5MF (WEEK 33): BURRY’S BIG MOVE, IRS-CRYPTO, ONE STOCK BEAT S&P IN 5 PREVIOUS RECESSIONS

Five Minute Finance
BLOCK6
Published in
10 min readAug 19, 2022

The 5-minute newsletter on the important stuff in finance — explaining what’s going on, and why.

Let’s see what’s going on this week:

  • Alphabet’s $1.5B Foray into Blockchain Investments
  • IRS Receives Court Order to Retroactively Track Crypto Txs
  • Tether (USDT) is Turning Over a New Audit Leaf
  • The One Stock that Beat the S&P500 in Previous 5 Recessions
  • Big Short Michael Burry Abandons Market Ship

Alphabet Sees Alpha in Web3

  • Break Down of Alphabet’s $1.5B Blockchain Investments So Far (link)

Will Web2 Successfully Build Web3?

It has become common to say that the next version of the internet — Web3 — is read-write-own, vs. Web2’s read-write model.

Image courtesy of Twitter.

Web1 unlocked new ways of accessing vast amounts of information. People went from manually flipping through the pages of an encyclopedia to searching a query via Google.

Web2 allowed people to create content and communicate in new ways. Individuals with internet access could seemlessly publish posts and photos via social platforms thanks to ‘Web2’, for example.

Web3 aims to enable publishers to own the content they create, and receive some of the revenue it generates. Think about an individual on twitter for example, with a very large following who is quite active. Twitter generates revenue from various ads displayed to this individual’s following, but the individual doesn’t get a slice of that pie in Web2.

The “own” part in Web3 comes from decentralization made possible by trustless consensus mechanisms that enable peer to peer transactions via blockchains. Bitcoin paved this road as the first P2P money with no CEOs or governance boards.

While Bitcoin’s smart contract is laser-focused on making the money market equitable, Web3 expands smart contract flexibility to the max: tokenizing all aspects of traditional finance and online ownership.

Bitcoin started as an experiment.
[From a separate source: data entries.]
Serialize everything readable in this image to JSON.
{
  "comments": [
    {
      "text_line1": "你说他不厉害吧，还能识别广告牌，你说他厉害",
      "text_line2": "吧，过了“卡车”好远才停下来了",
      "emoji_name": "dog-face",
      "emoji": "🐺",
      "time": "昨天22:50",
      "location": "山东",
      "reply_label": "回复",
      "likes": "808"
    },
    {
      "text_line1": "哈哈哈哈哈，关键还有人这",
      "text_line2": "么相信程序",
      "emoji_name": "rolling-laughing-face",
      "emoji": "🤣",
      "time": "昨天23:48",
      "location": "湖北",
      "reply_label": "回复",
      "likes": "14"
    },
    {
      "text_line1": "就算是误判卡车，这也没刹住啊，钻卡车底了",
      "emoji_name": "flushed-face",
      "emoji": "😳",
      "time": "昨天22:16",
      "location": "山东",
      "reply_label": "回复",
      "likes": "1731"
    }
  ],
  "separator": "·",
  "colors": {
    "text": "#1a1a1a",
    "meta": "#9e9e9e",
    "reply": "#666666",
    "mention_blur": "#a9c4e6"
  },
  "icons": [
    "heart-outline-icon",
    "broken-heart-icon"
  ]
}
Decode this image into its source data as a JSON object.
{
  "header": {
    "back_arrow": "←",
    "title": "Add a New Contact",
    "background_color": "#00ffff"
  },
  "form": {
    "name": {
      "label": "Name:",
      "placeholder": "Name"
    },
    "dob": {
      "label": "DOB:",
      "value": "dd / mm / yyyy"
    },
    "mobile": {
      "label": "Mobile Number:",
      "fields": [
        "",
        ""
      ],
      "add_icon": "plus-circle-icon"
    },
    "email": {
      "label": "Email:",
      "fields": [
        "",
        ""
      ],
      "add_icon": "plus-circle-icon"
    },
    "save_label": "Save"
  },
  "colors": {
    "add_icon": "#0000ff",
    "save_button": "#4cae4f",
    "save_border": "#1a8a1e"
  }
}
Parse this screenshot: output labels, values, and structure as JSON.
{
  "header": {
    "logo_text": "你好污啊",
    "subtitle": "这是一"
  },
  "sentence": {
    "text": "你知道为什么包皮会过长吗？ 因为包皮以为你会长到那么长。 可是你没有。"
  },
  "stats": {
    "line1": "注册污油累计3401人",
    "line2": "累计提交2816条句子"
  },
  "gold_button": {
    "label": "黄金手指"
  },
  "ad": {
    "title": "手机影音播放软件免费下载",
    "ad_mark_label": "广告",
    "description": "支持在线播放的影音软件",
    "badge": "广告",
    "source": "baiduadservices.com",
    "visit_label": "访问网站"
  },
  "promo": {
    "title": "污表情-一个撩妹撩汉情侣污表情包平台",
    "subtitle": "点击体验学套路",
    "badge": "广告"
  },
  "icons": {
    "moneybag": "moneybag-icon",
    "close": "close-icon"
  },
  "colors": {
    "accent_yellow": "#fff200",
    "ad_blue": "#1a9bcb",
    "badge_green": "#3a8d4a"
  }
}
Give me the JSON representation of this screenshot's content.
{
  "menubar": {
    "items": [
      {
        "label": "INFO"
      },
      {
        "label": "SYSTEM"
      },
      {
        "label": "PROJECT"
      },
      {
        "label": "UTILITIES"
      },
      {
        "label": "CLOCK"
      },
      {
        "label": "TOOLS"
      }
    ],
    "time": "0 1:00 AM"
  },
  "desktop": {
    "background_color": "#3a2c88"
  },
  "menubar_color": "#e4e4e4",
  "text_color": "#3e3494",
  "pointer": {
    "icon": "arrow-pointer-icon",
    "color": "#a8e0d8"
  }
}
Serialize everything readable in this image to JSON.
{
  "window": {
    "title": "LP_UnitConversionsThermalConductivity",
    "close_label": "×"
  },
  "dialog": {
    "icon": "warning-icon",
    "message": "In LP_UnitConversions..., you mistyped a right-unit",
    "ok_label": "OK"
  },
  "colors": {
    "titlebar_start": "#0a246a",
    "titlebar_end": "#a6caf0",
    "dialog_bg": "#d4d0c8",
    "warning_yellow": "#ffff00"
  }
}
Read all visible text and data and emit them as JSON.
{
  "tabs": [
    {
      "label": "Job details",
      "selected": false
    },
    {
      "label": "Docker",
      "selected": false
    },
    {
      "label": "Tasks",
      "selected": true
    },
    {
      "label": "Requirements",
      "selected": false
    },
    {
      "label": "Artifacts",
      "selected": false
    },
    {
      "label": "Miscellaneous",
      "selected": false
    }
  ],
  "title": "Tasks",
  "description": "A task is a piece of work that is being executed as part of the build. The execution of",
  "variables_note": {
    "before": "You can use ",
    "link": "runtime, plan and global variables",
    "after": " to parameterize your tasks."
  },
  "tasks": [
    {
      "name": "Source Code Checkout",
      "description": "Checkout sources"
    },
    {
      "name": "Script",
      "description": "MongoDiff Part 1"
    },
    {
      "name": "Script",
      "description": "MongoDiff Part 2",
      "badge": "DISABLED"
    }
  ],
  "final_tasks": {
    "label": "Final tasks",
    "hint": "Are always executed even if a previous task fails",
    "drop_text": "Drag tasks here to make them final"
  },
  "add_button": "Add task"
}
It had privacy and decentralization enthusiasts as early adopters which, over the course of several years, contributed to increasing the security of its network.

Things are a bit different with Web3. It has received quite a bit of funding to accelerate its development.

Web3’s biggest funders are familiar names. At third and second place are MorganStanley and BlackRock, at $1.1B and $1.17B each from September 2021 to June 2022. The top Web3 funder is none other than Alphabet, Google’s parent company, having invested $1.5 billion in the same period through its four venture vehicles:

  • CapitalG: 106 investments vs. 25 exits.
  • GV: (former Google Ventures) 988 investments vs 225 exits.
  • Gradient Ventures: 158 investments vs 17 exists.
  • Google: 253 acquisitions, 181 investments vs 42 exits.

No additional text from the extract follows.